To change metadata, use exiftool [2]. The title can be changed with our homemade script titlemypdf.
A possibility is to use pdflatex.
The source is (see <k href="file:///home/laussy/conf/2008/3--ICSCE4/3--animation">here</k>):
\documentclass{article} \usepackage{hyperref} \usepackage[pdftex]{graphicx} \begin{document} \title{Test animation} \author{\href{http://laussy.org}{F.P. Laussy}} \maketitle \href{run:movie.mpeg}{\includegraphics{screenshot}} \end{document}Then run (in a console)
pdflatex anim.texClicking on the (here) image will run externally the animation.
There are various tools to reduce the size of a pdf, including online. The simplest one command-lined based is:
ps2pdf input.pdf
which apparently doesn't affect the quality but strip down a lot of unnecessary content (forms, redundant material, not displayed, etc.)

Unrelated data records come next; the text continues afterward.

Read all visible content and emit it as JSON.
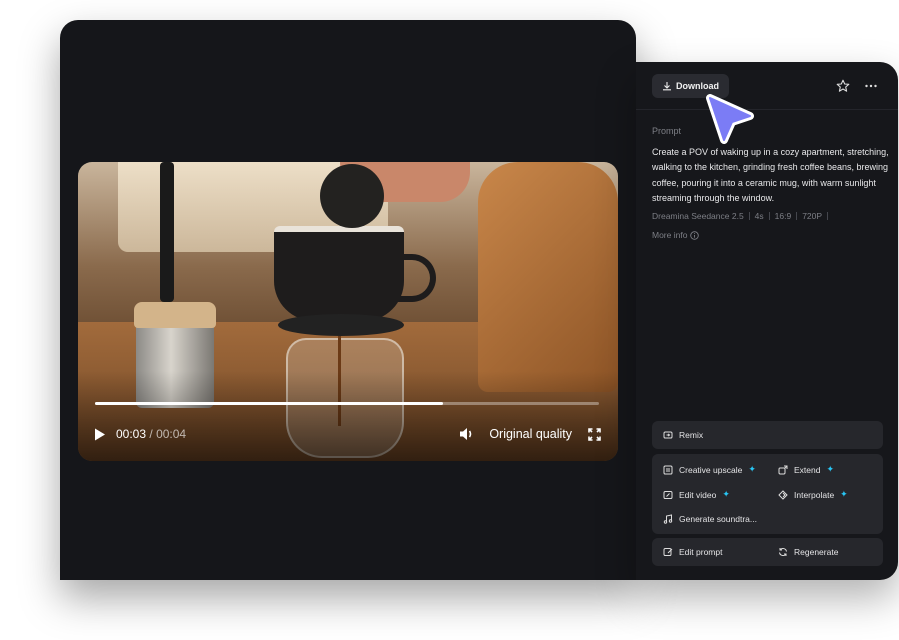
{
  "video": {
    "current_time": "00:03",
    "separator": "/",
    "total_time": "00:04",
    "progress": 0.69,
    "quality_label": "Original quality"
  },
  "panel": {
    "download_label": "Download",
    "prompt_label": "Prompt",
    "prompt_text": "Create a POV of waking up in a cozy apartment, stretching, walking to the kitchen, grinding fresh coffee beans, brewing coffee, pouring it into a ceramic mug, with warm sunlight streaming through the window.",
    "meta": [
      "Dreamina Seedance 2.5",
      "4s",
      "16:9",
      "720P"
    ],
    "more_info_label": "More info"
  },
  "actions": {
    "remix": "Remix",
    "creative_upscale": "Creative upscale",
    "extend": "Extend",
    "edit_video": "Edit video",
    "interpolate": "Interpolate",
    "generate_soundtrack": "Generate soundtra...",
    "edit_prompt": "Edit prompt",
    "regenerate": "Regenerate",
    "sparkle": "✦"
  },
  "colors": {
    "accent_sparkle": "#28c6f5",
    "cursor": "#7b7cf5",
    "panel_bg": "#16171b",
    "button_bg": "#26272c"
  },
  "icons": [
    "download-icon",
    "star-icon",
    "more-icon",
    "info-icon",
    "play-icon",
    "volume-icon",
    "fullscreen-icon",
    "remix-icon",
    "upscale-icon",
    "extend-icon",
    "edit-video-icon",
    "interpolate-icon",
    "music-icon",
    "edit-prompt-icon",
    "regenerate-icon",
    "cursor-icon"
  ]
}
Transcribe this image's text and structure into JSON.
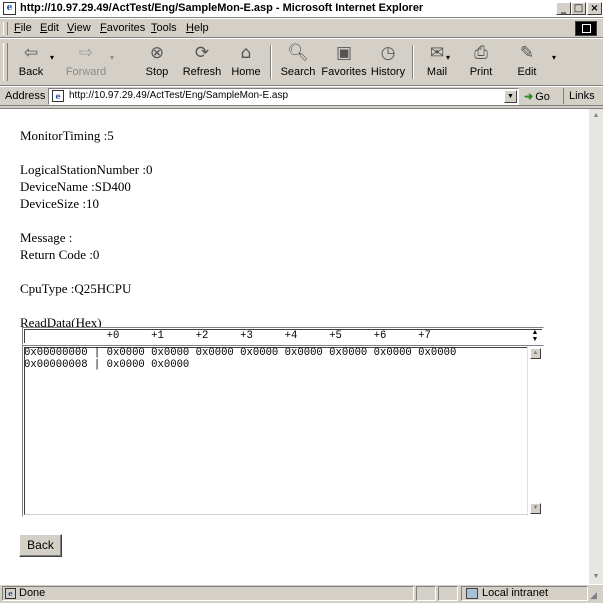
{
  "window": {
    "title": "http://10.97.29.49/ActTest/Eng/SampleMon-E.asp - Microsoft Internet Explorer",
    "app_icon": "ie-page-icon",
    "controls": [
      "minimize",
      "maximize",
      "close"
    ]
  },
  "menu": {
    "items": [
      "File",
      "Edit",
      "View",
      "Favorites",
      "Tools",
      "Help"
    ]
  },
  "toolbar": {
    "buttons": [
      {
        "label": "Back",
        "icon": "back-arrow",
        "glyph": "⇦",
        "enabled": true
      },
      {
        "label": "Forward",
        "icon": "forward-arrow",
        "glyph": "⇨",
        "enabled": false
      },
      {
        "label": "Stop",
        "icon": "stop",
        "glyph": "⊗",
        "enabled": true
      },
      {
        "label": "Refresh",
        "icon": "refresh",
        "glyph": "⟳",
        "enabled": true
      },
      {
        "label": "Home",
        "icon": "home",
        "glyph": "⌂",
        "enabled": true
      },
      {
        "label": "Search",
        "icon": "search",
        "glyph": "🔍︎",
        "enabled": true
      },
      {
        "label": "Favorites",
        "icon": "favorites",
        "glyph": "▣",
        "enabled": true
      },
      {
        "label": "History",
        "icon": "history",
        "glyph": "◷",
        "enabled": true
      },
      {
        "label": "Mail",
        "icon": "mail",
        "glyph": "✉",
        "enabled": true
      },
      {
        "label": "Print",
        "icon": "print",
        "glyph": "⎙",
        "enabled": true
      },
      {
        "label": "Edit",
        "icon": "edit",
        "glyph": "✎",
        "enabled": true
      }
    ]
  },
  "address": {
    "label": "Address",
    "url": "http://10.97.29.49/ActTest/Eng/SampleMon-E.asp",
    "go_label": "Go",
    "links_label": "Links"
  },
  "page": {
    "monitor_timing": "MonitorTiming :5",
    "logical_station": "LogicalStationNumber :0",
    "device_name": "DeviceName :SD400",
    "device_size": "DeviceSize :10",
    "message": "Message :",
    "return_code": "Return Code :0",
    "cpu_type": "CpuType :Q25HCPU",
    "read_data_label": "ReadData(Hex)",
    "hex_header": "             +0     +1     +2     +3     +4     +5     +6     +7",
    "hex_rows": [
      "0x00000000 | 0x0000 0x0000 0x0000 0x0000 0x0000 0x0000 0x0000 0x0000",
      "0x00000008 | 0x0000 0x0000"
    ],
    "back_button": "Back"
  },
  "status": {
    "text": "Done",
    "zone": "Local intranet"
  },
  "colors": {
    "chrome": "#d4d0c8",
    "content_bg": "#ffffff"
  }
}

Embedded fonts is a problem for the size as it can make a small document very bulky. It is very difficult to replace or remove an embedded font, although apparently this is something you can do with acroread (if available). Otherwise, LibreOffice Draw does something similar: open the pdf and export (as pdf) can reduces a lot the size (in some case changing the aspect badly by scrambling the font, but for exported Gmail pages for instance it works well).
Another way is to import the pdf page with Gimp, compress in jpg and then export the jpg bak into pdf. In this way you control the quality and can achieve drastic reduction. You may have to do this on a page-per-page basis, using the most suitable technique in all cases. In this way we managed to reduce a ~46MB file of 383 pages to less than 14MB as requested for its upload on some governmental server.